Oklahoma wheat prices heading into harvest typically hover around the $3 per bushel mark. The downside to higher prices is many Oklahoma farmers will have no wheat to sell, said Mike Cassidy, president of Cassidy Grain in Frederick.

U.S. Department of Agriculture statisticians have projected Oklahoma’s wheat harvest at 68 million bushels, the lowest since 43 million bushels were harvested in 1957.

“The price is high, but we don’t have any bushels to sell at that price, but that’s why it’s high,” Cassidy said of the catch-22 situation in which Oklahoma wheat growers find themselves.

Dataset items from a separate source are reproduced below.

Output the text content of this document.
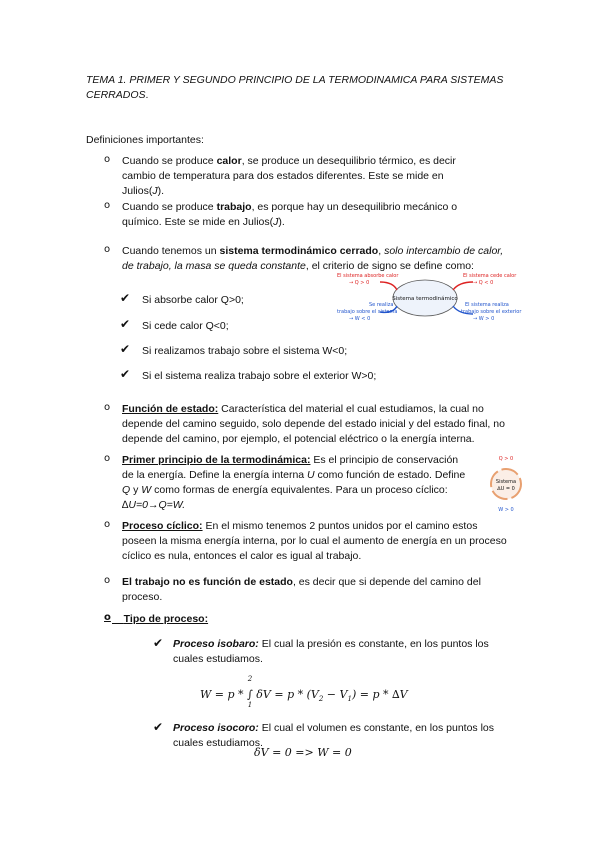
TEMA 1. PRIMER Y SEGUNDO PRINCIPIO DE LA TERMODINAMICA PARA SISTEMAS CERRADOS.
Definiciones importantes:
o Cuando se produce calor, se produce un desequilibrio térmico, es decir cambio de temperatura para dos estados diferentes. Este se mide en Julios(J).
o Cuando se produce trabajo, es porque hay un desequilibrio mecánico o químico. Este se mide en Julios(J).
o Cuando tenemos un sistema termodinámico cerrado, solo intercambio de calor, de trabajo, la masa se queda constante, el criterio de signo se define como:
✔ Si absorbe calor Q>0;
✔ Si cede calor Q<0;
✔ Si realizamos trabajo sobre el sistema W<0;
✔ Si el sistema realiza trabajo sobre el exterior W>0;
Sistema termodinámico
El sistema absorbe calor
→ Q > 0
El sistema cede calor
→ Q < 0
Se realiza
trabajo sobre el sistema
→ W < 0
El sistema realiza
trabajo sobre el exterior
→ W > 0
o Función de estado: Característica del material el cual estudiamos, la cual no depende del camino seguido, solo depende del estado inicial y del estado final, no depende del camino, por ejemplo, el potencial eléctrico o la energía interna.
o Primer principio de la termodinámica: Es el principio de conservación de la energía. Define la energía interna U como función de estado. Define Q y W como formas de energía equivalentes. Para un proceso cíclico: ∆U=0→Q=W.
Q > 0
Sistema
∆U = 0
W > 0
o Proceso cíclico: En el mismo tenemos 2 puntos unidos por el camino estos poseen la misma energía interna, por lo cual el aumento de energía en un proceso cíclico es nula, entonces el calor es igual al trabajo.
o El trabajo no es función de estado, es decir que si depende del camino del proceso.
o	Tipo de proceso:
✔ Proceso isobaro: El cual la presión es constante, en los puntos los cuales estudiamos.
W = p * ∫
2
1
$\delta V = p * (V_2 - V_1) = p * \Delta V$
✔ Proceso isocoro: El cual el volumen es constante, en los puntos los cuales estudiamos.
δV = 0 => W = 0
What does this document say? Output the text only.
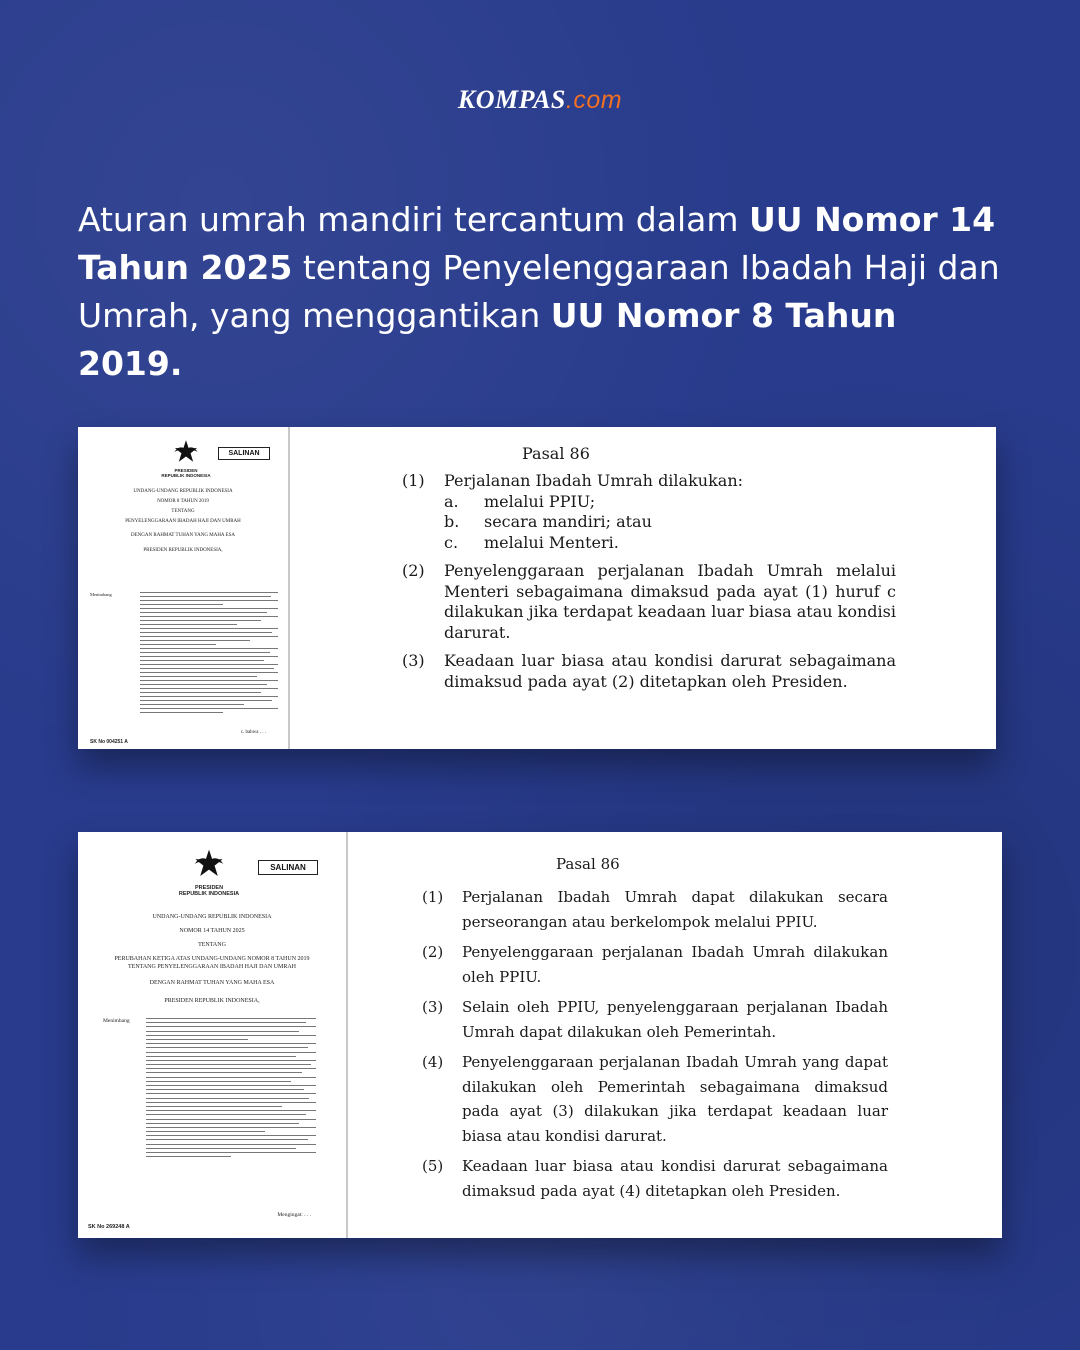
KOMPAS.com

Aturan umrah mandiri tercantum dalam UU Nomor 14 Tahun 2025 tentang Penyelenggaraan Ibadah Haji dan Umrah, yang menggantikan UU Nomor 8 Tahun 2019.

SALINAN
PRESIDEN
REPUBLIK INDONESIA
UNDANG-UNDANG REPUBLIK INDONESIA
NOMOR 8 TAHUN 2019
TENTANG
PENYELENGGARAAN IBADAH HAJI DAN UMRAH
DENGAN RAHMAT TUHAN YANG MAHA ESA
PRESIDEN REPUBLIK INDONESIA,
Menimbang
c. bahwa . . .
SK No 004251 A
Pasal 86
(1)	Perjalanan Ibadah Umrah dilakukan:
a.	melalui PPIU;
b.	secara mandiri; atau
c.	melalui Menteri.
(2)	Penyelenggaraan perjalanan Ibadah Umrah melalui Menteri sebagaimana dimaksud pada ayat (1) huruf c dilakukan jika terdapat keadaan luar biasa atau kondisi darurat.
(3)	Keadaan luar biasa atau kondisi darurat sebagaimana dimaksud pada ayat (2) ditetapkan oleh Presiden.
SALINAN
PRESIDEN
REPUBLIK INDONESIA
UNDANG-UNDANG REPUBLIK INDONESIA
NOMOR 14 TAHUN 2025
TENTANG
PERUBAHAN KETIGA ATAS UNDANG-UNDANG NOMOR 8 TAHUN 2019
TENTANG PENYELENGGARAAN IBADAH HAJI DAN UMRAH
DENGAN RAHMAT TUHAN YANG MAHA ESA
PRESIDEN REPUBLIK INDONESIA,
Menimbang
Mengingat: . . .
SK No 269248 A
Pasal 86
(1)	Perjalanan Ibadah Umrah dapat dilakukan secara perseorangan atau berkelompok melalui PPIU.
(2)	Penyelenggaraan perjalanan Ibadah Umrah dilakukan oleh PPIU.
(3)	Selain oleh PPIU, penyelenggaraan perjalanan Ibadah Umrah dapat dilakukan oleh Pemerintah.
(4)	Penyelenggaraan perjalanan Ibadah Umrah yang dapat dilakukan oleh Pemerintah sebagaimana dimaksud pada ayat (3) dilakukan jika terdapat keadaan luar biasa atau kondisi darurat.
(5)	Keadaan luar biasa atau kondisi darurat sebagaimana dimaksud pada ayat (4) ditetapkan oleh Presiden.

“Basically, in Tillman County we are in ground zero,” he said. “We are only going to cut 10 percent of the acres that were planted. So we are probably as bad as it gets locally.”

Mike Rosen, manager of Wheeler Bros. Grain Co. in Kingfisher, said he expects farmers there to harvest about 75 percent of their planted acres.

“We’re kind of in a garden spot in Kingfisher County compared to other parts of the state,” Rosen said. “Not that that’s good. It beats what Cassidy has down at Frederick.”

Kim Anderson, a marketing economist at Oklahoma State University, said state wheat prices remain far below their historical highs. The cash price topped $7 per bushel in 1996, he said.

“We could approach it again, but I think it’s going to take more than a short crop in the United States,” Anderson said. “World wheat production is going to have to be lower than it’s currently forecast to be.”

In Kansas, the nation’s biggest wheat producer, the forecast of 319.6 million bushels is down 16 percent from a year ago. But if the latest weather forecast holds true, the state could see an even smaller wheat harvest than last week’s estimate, Woolverton said.

Another indication of a worsening global drought came this week in a report from the United Nations Food and Agricultural Organization indicating nearly two-thirds of the winter wheat crop in western and northern China has been wiped out by a prolonged drought. Some other areas have experienced a 40 percent to 50 percent cut in winter wheat harvest.

The Agriculture Department last week forecast global wheat production to be down 3 percent. The agency predicted lower exports for Russia and Ukraine would be partially offset by increased exports for Argentina, Australia and Canada.

The Associated Press contributed to this story.